[lit-ideas] Monday poem

                Sennacherib

Ahead are seven gates and twelve double-doors.
At each portal clothing is removed or jewelry;
through the doors, a land of shades;
beyond, an unbounded palace of daylight
where you smile and drink dark tea
above traffic and the hushed breath of trees.


Shanina-la-ishu: there is nothing like it
but the tablets of destiny hold whirlwinds
as far from Christ as you from the Crusades
this time you treasure like an heirloom in an ivory box
this land of glass and lights and rockets --
the great fish, brother of Leviathan, supporting Kujira
the giant bull, whose back holds a ruby rock,
on which stands an angel on whose shoulders rest the earth,
your town, your quiet precinct of lamplight,
the perimeter of your heart,
where outer and inner walls still stand.



It wasn't mere war that brought you to this land, naked,
not crested sky or the damp funnel of oceans on the reef.
Each soul is sweet value and is sanctified always,
the indemnity being a loyal vassal's charge through time.



He was a man "of clever understanding" inheriting his father's wars as you inherit yours, these hands of a dark testament, as you inherit carpenter's tools and gray eyes.


Beyond your window trash trucks strain to crush what is left of you, what you overlook thoughtless, dim, another double-door.
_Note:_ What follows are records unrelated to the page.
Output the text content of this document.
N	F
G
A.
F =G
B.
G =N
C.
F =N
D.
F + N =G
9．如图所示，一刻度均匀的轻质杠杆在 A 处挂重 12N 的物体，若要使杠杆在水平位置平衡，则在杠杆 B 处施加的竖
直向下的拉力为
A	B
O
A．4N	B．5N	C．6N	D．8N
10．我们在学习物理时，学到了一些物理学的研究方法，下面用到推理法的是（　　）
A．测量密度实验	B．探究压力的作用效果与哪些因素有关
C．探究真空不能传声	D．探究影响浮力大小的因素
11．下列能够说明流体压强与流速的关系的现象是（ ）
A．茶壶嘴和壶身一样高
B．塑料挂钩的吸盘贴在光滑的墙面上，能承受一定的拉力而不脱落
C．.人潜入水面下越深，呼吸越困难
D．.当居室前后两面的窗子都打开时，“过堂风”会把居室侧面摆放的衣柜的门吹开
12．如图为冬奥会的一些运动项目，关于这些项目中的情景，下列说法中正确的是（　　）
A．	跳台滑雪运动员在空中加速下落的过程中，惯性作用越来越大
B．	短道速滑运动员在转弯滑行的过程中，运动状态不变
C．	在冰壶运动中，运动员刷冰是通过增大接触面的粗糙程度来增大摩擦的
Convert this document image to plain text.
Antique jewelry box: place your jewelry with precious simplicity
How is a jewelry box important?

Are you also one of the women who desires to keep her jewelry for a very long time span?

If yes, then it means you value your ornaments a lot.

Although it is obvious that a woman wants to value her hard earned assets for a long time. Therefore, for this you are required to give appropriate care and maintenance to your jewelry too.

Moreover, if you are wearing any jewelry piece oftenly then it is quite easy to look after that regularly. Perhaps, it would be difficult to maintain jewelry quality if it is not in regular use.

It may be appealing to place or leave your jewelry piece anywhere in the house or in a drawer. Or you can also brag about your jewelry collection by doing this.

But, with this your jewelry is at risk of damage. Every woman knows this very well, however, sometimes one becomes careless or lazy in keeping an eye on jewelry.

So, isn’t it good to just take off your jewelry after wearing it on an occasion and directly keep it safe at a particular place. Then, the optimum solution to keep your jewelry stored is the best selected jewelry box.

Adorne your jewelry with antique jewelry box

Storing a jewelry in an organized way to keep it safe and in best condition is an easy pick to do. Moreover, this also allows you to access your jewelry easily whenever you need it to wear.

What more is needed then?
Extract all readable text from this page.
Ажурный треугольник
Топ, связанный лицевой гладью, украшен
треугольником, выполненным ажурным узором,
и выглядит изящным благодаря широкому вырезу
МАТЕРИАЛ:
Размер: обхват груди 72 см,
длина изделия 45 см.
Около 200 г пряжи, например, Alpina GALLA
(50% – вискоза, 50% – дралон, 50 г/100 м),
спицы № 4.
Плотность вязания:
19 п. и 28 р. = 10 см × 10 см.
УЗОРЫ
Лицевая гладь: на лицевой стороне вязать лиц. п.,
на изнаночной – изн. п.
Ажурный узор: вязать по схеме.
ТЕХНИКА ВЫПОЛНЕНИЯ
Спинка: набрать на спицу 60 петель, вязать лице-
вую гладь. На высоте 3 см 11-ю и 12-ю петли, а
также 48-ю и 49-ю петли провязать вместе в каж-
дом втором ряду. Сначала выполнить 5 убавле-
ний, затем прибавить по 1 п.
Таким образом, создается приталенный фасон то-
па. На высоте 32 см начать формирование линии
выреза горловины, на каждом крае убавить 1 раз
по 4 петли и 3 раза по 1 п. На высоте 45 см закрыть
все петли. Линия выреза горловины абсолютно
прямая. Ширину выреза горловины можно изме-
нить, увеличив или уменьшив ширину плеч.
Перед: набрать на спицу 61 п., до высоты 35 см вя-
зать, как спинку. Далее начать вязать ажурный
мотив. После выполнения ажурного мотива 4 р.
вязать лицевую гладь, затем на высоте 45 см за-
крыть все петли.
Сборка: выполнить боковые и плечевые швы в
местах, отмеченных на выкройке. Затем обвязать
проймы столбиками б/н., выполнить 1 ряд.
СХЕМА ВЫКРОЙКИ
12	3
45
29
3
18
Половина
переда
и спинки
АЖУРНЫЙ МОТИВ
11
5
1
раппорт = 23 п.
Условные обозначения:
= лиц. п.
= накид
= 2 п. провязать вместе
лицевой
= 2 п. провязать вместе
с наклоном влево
Midnight goes as you knew it would, ectogenous, amplified, a puzzle.


On the interstate in summer the pounding
highway calls to white bellies of stars.
Steel rails limn your haunting of shot towns,
tangled wires on a lone streetlight hung near
the dark gas station. At last you beach on familiar signs,
an island of sodium lights and concrete --
this is Utah maybe or Delaware.
This is your reward.



A door opens and you are in the house of a loved one decades earlier. The house is condemned. You are not loved. You are not insane. Bats feast on insects under corner lights. Your longing is a pressed flower.


Dead air pulls across the dark threshold lecithin, parsley, dried apricots, copper: She learned hypnosis in her last year. You will never know why.


Black-and-white photos of this past surface as you sort through your dead father's attic. Outside your window, a single crow facing south, insists on itself for hours.


Sennacherib: the god Sin substitutes the dead brothers. For what? You are the third son, the first to survive childhood. When you are ten your mother explains that you were her last attempt to have a child. Of course you were. Of course.


Prisoners of war rebuilt his city, Nineveh, the city Jonah feared, he extended, beautified, irrigated, ringed with fruit trees and exotic plants on the east bank of the Tigris under the emblem of Ishtar. We cannot love the same thing or even try.


"The Destruction of Sennacherib" a poem by Byron has anapests dancing to the biblical tale though other sources don't endorse a story of two wars. Herodotus writes of mice and scholars read plague. You skim these murmuring voices and see your death alone in a hospital room, debased by drugs, the cold nurses worried about their own health care.


If we were always younger thinking ourselves better gifted with a clear past because wider or new double-doors would not close on darkness. Yet our antiquity demands these regrets and in milking its own process, repopulates.


A spring night in your small town you were insurgent, reconnoitering in alleys, shunning headlights scouting under the skirt of ancient pines. You drop into shadow near the school hidden in a concrete well outside the library. You fish the glass cutter from a pocket trace circles on the pane, the glass powders but doesn't cut, and sport sours as you fear to do more. For the next twenty years you will enter libraries the same way, though you will always use the door.


He sent armies against Elam and Chaldea. After nine months of assault Babylon fell to him and kept falling. He took the city apart like a toy and raked the countryside with massacres. God's Instrument as Isaiah called him. Of course he was. Of course.


In January in Boston at the end of hope, you sat editing film and filling journals and could not go out to save your lover, would not take that step into the world. There was always snow and another theory. There was always the room and something you wanted. Something you wanted ... what? You did not meet your lover again for ten years and then only to forgive and say good-bye.


What's a king to do? Become the toppling of a statue? The Clay Prism of Sennacherib tells how he brought cotton to Nineveh, brought alabaster, brought timber, devised a new way to pour bronze in moulds, a new way to raise water from wells. His sons killed him as you knew they would. His sons killed him.


He is here now. You are standing at your door. The moment is yours now. Light washes everything golden. You feel its pressure on your forehead. The sun rises on yellow blinds and curtains sights and colors, rises, the broad clean hope of sky, rises, a baby's eyes in river sparkle rises from cloud and orange glint of jet and more and more and more the sun on stones on tones of voices and the doors open to a brilliant form floating a dance, a shout, a song, vaulted, gorgeous, loving, present tender, a dream of all forever willing, touching, growing, praising. Come in.